Die Tschechische Republik hat die jüngsten Erfolge libyscher Rebellen begrüßt. Sie schloss sich jedoch nicht den Ländern an, die die Rebellen-Regierung als die einzige legitime Regierung anerkannt hatten. Die Tschechische Republik forderte Diktator Gaddafi auf, die Militäroperationen unverzüglich zu beenden und von seinem Posten zurückzutreten. Dies teilte Außenminister Karel Schwarzenberg am Dienstagnachmittag der Presseagentur ČTK mit. In einer Presseerklärung brachte er die Hoffnung zum Ausdruck, dass das Blutergießen in Libyen bald beendet wird. Tschechien sei bereit, seine Erfahrungen mit dem Übergang zum demokratischen System anzubieten und die Beziehungen mit dem Nationalen Übergangsrat Libyens zu entwickeln, so der Außenminister. Laut Schwarzenberg wird der Sturz von Gaddafis Regierung den Weg zu einer neuen Etappe der Entwicklung Libyens öffnen. Tschechien hoffe, dass die künftige libysche Regierung einen Dialog aufnehmen wird, der zu ökonomischen und politischen Reformen führen wird, hieß es in der Presseerklärung.

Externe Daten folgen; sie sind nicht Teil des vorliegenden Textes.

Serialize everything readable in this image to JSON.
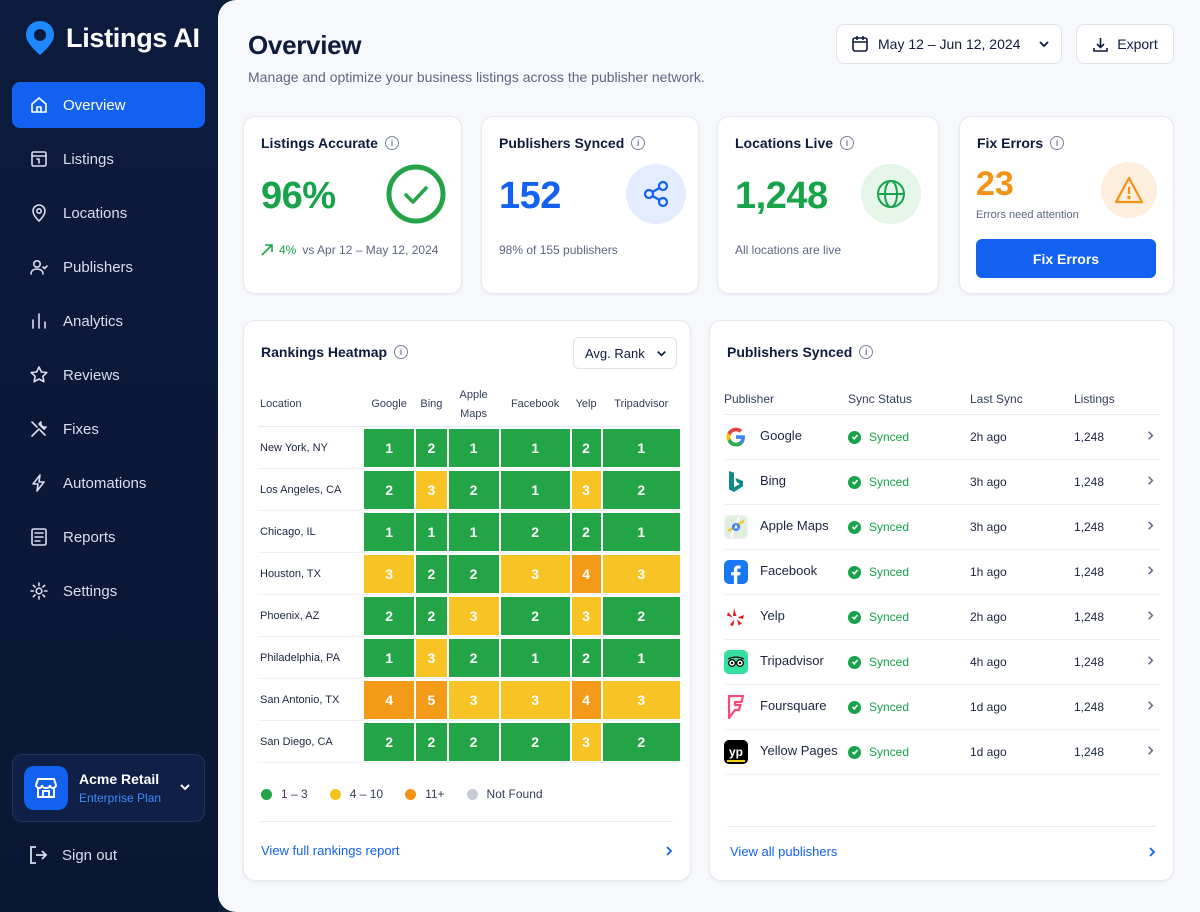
{
  "brand": {
    "name": "Listings AI"
  },
  "nav": [
    {
      "label": "Overview",
      "icon": "home-icon",
      "active": true
    },
    {
      "label": "Listings",
      "icon": "listings-icon"
    },
    {
      "label": "Locations",
      "icon": "location-pin-icon"
    },
    {
      "label": "Publishers",
      "icon": "users-icon"
    },
    {
      "label": "Analytics",
      "icon": "bar-chart-icon"
    },
    {
      "label": "Reviews",
      "icon": "star-icon"
    },
    {
      "label": "Fixes",
      "icon": "tools-icon"
    },
    {
      "label": "Automations",
      "icon": "lightning-icon"
    },
    {
      "label": "Reports",
      "icon": "report-icon"
    },
    {
      "label": "Settings",
      "icon": "gear-icon"
    }
  ],
  "account": {
    "name": "Acme Retail",
    "plan": "Enterprise Plan"
  },
  "signout": "Sign out",
  "header": {
    "title": "Overview",
    "subtitle": "Manage and optimize your business listings across the publisher network.",
    "date_range": "May 12 – Jun 12, 2024",
    "export_label": "Export"
  },
  "kpis": {
    "accurate": {
      "title": "Listings Accurate",
      "value": "96%",
      "delta": "4%",
      "compare": "vs Apr 12 – May 12, 2024"
    },
    "synced": {
      "title": "Publishers Synced",
      "value": "152",
      "foot": "98% of 155 publishers"
    },
    "live": {
      "title": "Locations Live",
      "value": "1,248",
      "foot": "All locations are live"
    },
    "errors": {
      "title": "Fix Errors",
      "value": "23",
      "foot": "Errors need attention",
      "button": "Fix Errors"
    }
  },
  "heatmap": {
    "title": "Rankings Heatmap",
    "select": "Avg. Rank",
    "location_header": "Location",
    "columns": [
      "Google",
      "Bing",
      "Apple Maps",
      "Facebook",
      "Yelp",
      "Tripadvisor"
    ],
    "rows": [
      {
        "location": "New York, NY",
        "ranks": [
          1,
          2,
          1,
          1,
          2,
          1
        ]
      },
      {
        "location": "Los Angeles, CA",
        "ranks": [
          2,
          3,
          2,
          1,
          3,
          2
        ]
      },
      {
        "location": "Chicago, IL",
        "ranks": [
          1,
          1,
          1,
          2,
          2,
          1
        ]
      },
      {
        "location": "Houston, TX",
        "ranks": [
          3,
          2,
          2,
          3,
          4,
          3
        ]
      },
      {
        "location": "Phoenix, AZ",
        "ranks": [
          2,
          2,
          3,
          2,
          3,
          2
        ]
      },
      {
        "location": "Philadelphia, PA",
        "ranks": [
          1,
          3,
          2,
          1,
          2,
          1
        ]
      },
      {
        "location": "San Antonio, TX",
        "ranks": [
          4,
          5,
          3,
          3,
          4,
          3
        ]
      },
      {
        "location": "San Diego, CA",
        "ranks": [
          2,
          2,
          2,
          2,
          3,
          2
        ]
      }
    ],
    "legend": [
      {
        "label": "1 – 3",
        "color": "#22a447"
      },
      {
        "label": "4 – 10",
        "color": "#f5c21b"
      },
      {
        "label": "11+",
        "color": "#f59215"
      },
      {
        "label": "Not Found",
        "color": "#c7cbd6"
      }
    ],
    "link": "View full rankings report",
    "colors": {
      "green": "#22a447",
      "yellow": "#f7c325",
      "orange": "#f39a18"
    }
  },
  "publishers": {
    "title": "Publishers Synced",
    "headers": [
      "Publisher",
      "Sync Status",
      "Last Sync",
      "Listings"
    ],
    "rows": [
      {
        "name": "Google",
        "status": "Synced",
        "last": "2h ago",
        "listings": "1,248",
        "icon": "google-icon"
      },
      {
        "name": "Bing",
        "status": "Synced",
        "last": "3h ago",
        "listings": "1,248",
        "icon": "bing-icon"
      },
      {
        "name": "Apple Maps",
        "status": "Synced",
        "last": "3h ago",
        "listings": "1,248",
        "icon": "apple-maps-icon"
      },
      {
        "name": "Facebook",
        "status": "Synced",
        "last": "1h ago",
        "listings": "1,248",
        "icon": "facebook-icon"
      },
      {
        "name": "Yelp",
        "status": "Synced",
        "last": "2h ago",
        "listings": "1,248",
        "icon": "yelp-icon"
      },
      {
        "name": "Tripadvisor",
        "status": "Synced",
        "last": "4h ago",
        "listings": "1,248",
        "icon": "tripadvisor-icon"
      },
      {
        "name": "Foursquare",
        "status": "Synced",
        "last": "1d ago",
        "listings": "1,248",
        "icon": "foursquare-icon"
      },
      {
        "name": "Yellow Pages",
        "status": "Synced",
        "last": "1d ago",
        "listings": "1,248",
        "icon": "yellow-pages-icon"
      }
    ],
    "link": "View all publishers"
  }
}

Premier Nečas beauftragt Innenminister und Polizeipräsident mit Lösung der Sicherheitslage in Nordböhmen

Premier Petr Nečas beauftragte Innenminister Kubice und Polizeipräsident Lessy mit der Lösung der Sicherheitssituation in der Region von Šluknov / Schluckenau. Das teilte Regierungssprecher Osúch am Dienstag nach der Tagung des Sicherheitsrates des Staates mit. In den letzten Tagen herrschen im Schluckenauer Zipfel Spannungen zwischen den Bewohnern und der Roma-Minderheit. Polizeipräsident Petr Lessy entschied am Dienstag, die Polizei in der Region durch 50 Ordnungspolizisten aus Prag zu stärken.

Die Situation im Schluckenauer Zipfel hat sich nach zwei Überfällen in den letzten Wochen zugespitzt. Zuerst griff eine Gruppe von fünf Roma mit Macheten die Besucher einer Spielbank in Nový Bor / Haida an. Zwei Wochen später überfielen etwa 20 Roma eine Gruppe von Passanten in Rumburk. Vier Angegriffene wurden mit Verletzungen ins Krankenhaus eingeliefert. Die Kommunalpolitiker beschweren sich seit einigen Tagen über Mangel an Polizisten in ihrer Region. Zwei sozialdemokratische Parlamentarier wandten sich aus dem Grund an Innenminister Kubice mit der Forderung, die gewalttätigen Übergriffe von der Polizei unterbinden zu lassen.

In Nordböhmen wollen Bewohner gegen anwachsende Sozialprobleme demonstrieren

Zwei Demonstrationen gegen anwachsende Sozialprobleme sind für Freitag im Schluckenauer Zipfel geplant. Der letzte Impuls für die Protestkundgebung war der Zwischenfall vom vergangenen Sonntag, bei dem etwa 20 Roma einige Passanten in Rumburk überfallen hatten. Die Polizei untersucht den Angriff als eine rassistisch motivierte Tat. Demonstriert wollen die Bewohner von Rumburk und von Varnsdorf. Der Stadtrat in Rumburk werde die Kundgebung jedoch wahrscheinlich nicht bewilligen, teilte der Vizebürgermeister der Stadt Ladislav Pokorný am Dienstag mit. Die Polizei überlegt, was für Maßnahmen sie treffen soll.

Agentur für soziale Eingliederung will auch weiterhin in der Region von Šluknov tätig sein

Die Agentur für die soziale Eingliederung will auch weiterhin in der Region von Šluknov / Schluckenau wirken. Wegen den jüngsten Zwischenfällen will die Agentur die Zahl ihrer Mitarbeiter erhöhen. In der Region von Šluknov ist die Agentur seit 2008 tätig. Ursprünglich wurde geplant, dass sie die Region nach drei Jahren verlassen wird. Jetzt will die Agentur ihre Projekte mindestens bis zum Ende 2012 verlängern. Wegen der Sicherheitssituation wolle die Agentur an den Verhandlungen der Bürgermeister mit dem Innenministerium teilnehmen, teilte der Sprecher der Agentur Zeman am Dienstag mit. Neben Sicherheitsmaßnahmen müsse man auch Vorbeugungsmaßnahmen treffen, so Zeman weiter.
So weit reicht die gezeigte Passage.